Affinity Schemes: Tackling Grey Fleet Risks and Shaping the Conversation
- Stephen Lambert

- Sep 24
- 2 min read

For many UK employers, the “grey fleet” remains a hidden challenge. Employees using their own cars for business mileage may seem cost-effective, but the reality is often very different. Older vehicles, patchy service histories, poor emissions performance, and the lack of central oversight expose businesses to financial, safety, and compliance risks. At the same time, the cost of reimbursing mileage at HMRC rates quickly adds up, draining budgets that could be better invested elsewhere.
This is where affinity schemes offer a powerful solution. By partnering with OEMs through structured programmes, businesses can encourage employees to access new vehicles at preferential rates, often directly through their employer. The benefit is twofold: staff enjoy a cost-effective path into a brand-new car, while employers reduce the reliance on unmanaged grey fleet vehicles. The result is safer, cleaner, and more predictable mobility.
With the UK pushing ahead on its road to net zero, the timing could not be better. Electrification is already reshaping fleet and retail markets, and affinity schemes are ideally placed to accelerate adoption. Employees gain the opportunity to move into EVs or low-emission vehicles with manufacturer support, while employers strengthen their ESG credentials by cutting scope 3 emissions linked to business travel.
For OEMs, this channel also makes commercial sense. Affinity sales provide a reliable route to incremental volume—often up to 10%—at a time when private retail demand is softening. Conversion rates are higher than other channels, and because schemes are fully controlled by the manufacturer, OEMs decide which partners to approach, which models to feature, what discounts to apply, and where to focus their efforts, whether that’s driving EV uptake or managing older stock. Affinity also offers greater flexibility than salary sacrifice or company car schemes, with a wider mix of models and fuel types available. Together, these benefits help OEMs improve sales quality, protect brand value, and strengthen relationships with current and future fleet customers.
These themes are set to be discussed at Fleet & Mobility Live 2025, taking place at the NEC this October. The event is the UK’s largest gathering for fleet, mobility, and corporate transport decision-makers, bringing together OEMs, leasing providers, and service specialists.

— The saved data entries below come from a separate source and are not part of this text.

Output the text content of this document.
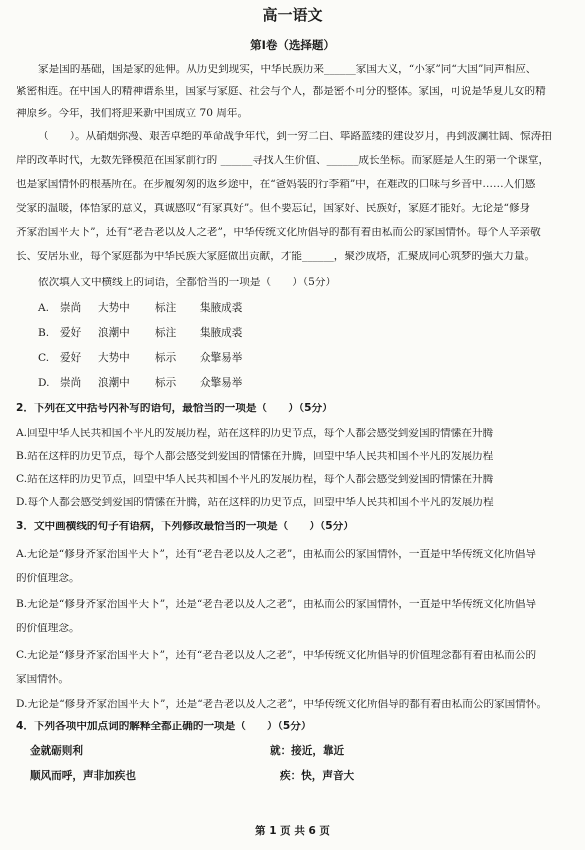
高一语文
第Ⅰ卷（选择题）
家是国的基础，国是家的延伸。从历史到现实，中华民族历来______家国大义，“小家”同“大国”同声相应、
紧密相连。在中国人的精神谱系里，国家与家庭、社会与个人，都是密不可分的整体。家国，可说是华夏儿女的精
神原乡。今年，我们将迎来新中国成立 70 周年。
（　　）。从硝烟弥漫、艰苦卓绝的革命战争年代，到一穷二白、筚路蓝缕的建设岁月，再到波澜壮阔、惊涛拍
岸的改革时代，无数先锋模范在国家前行的 ______寻找人生价值、______成长坐标。而家庭是人生的第一个课堂，
也是家国情怀的根基所在。在步履匆匆的返乡途中，在“爸妈装的行李箱”中，在难改的口味与乡音中……人们感
受家的温暖，体悟家的意义，真诚感叹“有家真好”。但不要忘记，国家好、民族好，家庭才能好。无论是“修身
齐家治国平天下”，还有“老吾老以及人之老”，中华传统文化所倡导的都有着由私而公的家国情怀。每个人辛亲敬
长、安居乐业，每个家庭都为中华民族大家庭做出贡献，才能______，聚沙成塔，汇聚成同心筑梦的强大力量。
依次填入文中横线上的词语，全都恰当的一项是（　　）（5分）
A. 崇尚 大势中 标注 集腋成裘
B. 爱好 浪潮中 标注 集腋成裘
C. 爱好 大势中 标示 众擎易举
D. 崇尚 浪潮中 标示 众擎易举
2．下列在文中括号内补写的语句，最恰当的一项是（　　）（5分）
A.回望中华人民共和国不平凡的发展历程，站在这样的历史节点，每个人都会感受到爱国的情愫在升腾
B.站在这样的历史节点，每个人都会感受到爱国的情愫在升腾，回望中华人民共和国不平凡的发展历程
C.站在这样的历史节点，回望中华人民共和国不平凡的发展历程，每个人都会感受到爱国的情愫在升腾
D.每个人都会感受到爱国的情愫在升腾，站在这样的历史节点，回望中华人民共和国不平凡的发展历程
3．文中画横线的句子有语病，下列修改最恰当的一项是（　　）（5分）
A.无论是“修身齐家治国平天下”，还有“老吾老以及人之老”，由私而公的家国情怀，一直是中华传统文化所倡导
的价值理念。
B.无论是“修身齐家治国平天下”，还是“老吾老以及人之老”，由私而公的家国情怀，一直是中华传统文化所倡导
的价值理念。
C.无论是“修身齐家治国平天下”，还有“老吾老以及人之老”，中华传统文化所倡导的价值理念都有着由私而公的
家国情怀。
D.无论是“修身齐家治国平天下”，还是“老吾老以及人之老”，中华传统文化所倡导的都有着由私而公的家国情怀。
4．下列各项中加点词的解释全都正确的一项是（　　）（5分）
金就砺则利	就：接近，靠近
顺风而呼，声非加疾也	疾：快，声音大
第 1 页 共 6 页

Key topics this year are expected to include fleet electrification, workplace charging, mobility budgets, and the future of benefit-in-kind taxation.

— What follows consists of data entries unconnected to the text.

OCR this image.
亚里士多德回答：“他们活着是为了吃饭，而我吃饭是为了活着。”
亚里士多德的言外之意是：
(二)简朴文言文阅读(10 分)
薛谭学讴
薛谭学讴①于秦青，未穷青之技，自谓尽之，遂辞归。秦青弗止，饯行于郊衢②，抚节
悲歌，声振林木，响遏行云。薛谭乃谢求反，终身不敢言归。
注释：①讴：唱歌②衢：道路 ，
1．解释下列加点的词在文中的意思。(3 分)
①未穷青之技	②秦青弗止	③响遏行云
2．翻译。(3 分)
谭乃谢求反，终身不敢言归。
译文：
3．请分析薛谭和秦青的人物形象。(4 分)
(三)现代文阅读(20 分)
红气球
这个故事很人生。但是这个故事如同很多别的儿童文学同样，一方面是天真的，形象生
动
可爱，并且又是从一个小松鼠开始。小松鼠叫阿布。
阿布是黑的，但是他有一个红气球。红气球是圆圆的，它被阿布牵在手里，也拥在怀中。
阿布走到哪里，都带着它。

VPS believes affinity schemes deserve a prominent role in this conversation. They represent the bridge between fleet and retail, enabling OEMs to extend their influence beyond corporate fleets and into the wider employee base. In doing so, they help employers tackle grey fleet cost and compliance issues, while giving manufacturers a controlled way to sell more cars to more people without eroding brand equity or residuals.
At VPS, we specialise in running end-to-end affinity programmes that take the complexity away from OEMs. Every scheme we deliver is backed by a branded centralised platform, a dynamic configurator with CRM integration, a dealer portal for seamless enquiry management, robust authorisation controls, and comprehensive marketing and partner engagement. This ensures OEMs can focus on growth while we handle delivery with speed, efficiency, and compliance.
VPS will be tracking the debates closely in October. One thing is certain: with grey fleet risks mounting and electrification accelerating, affinity schemes are no longer a nice-to-have—they are fast becoming an essential tool in the mobility strategy toolkit.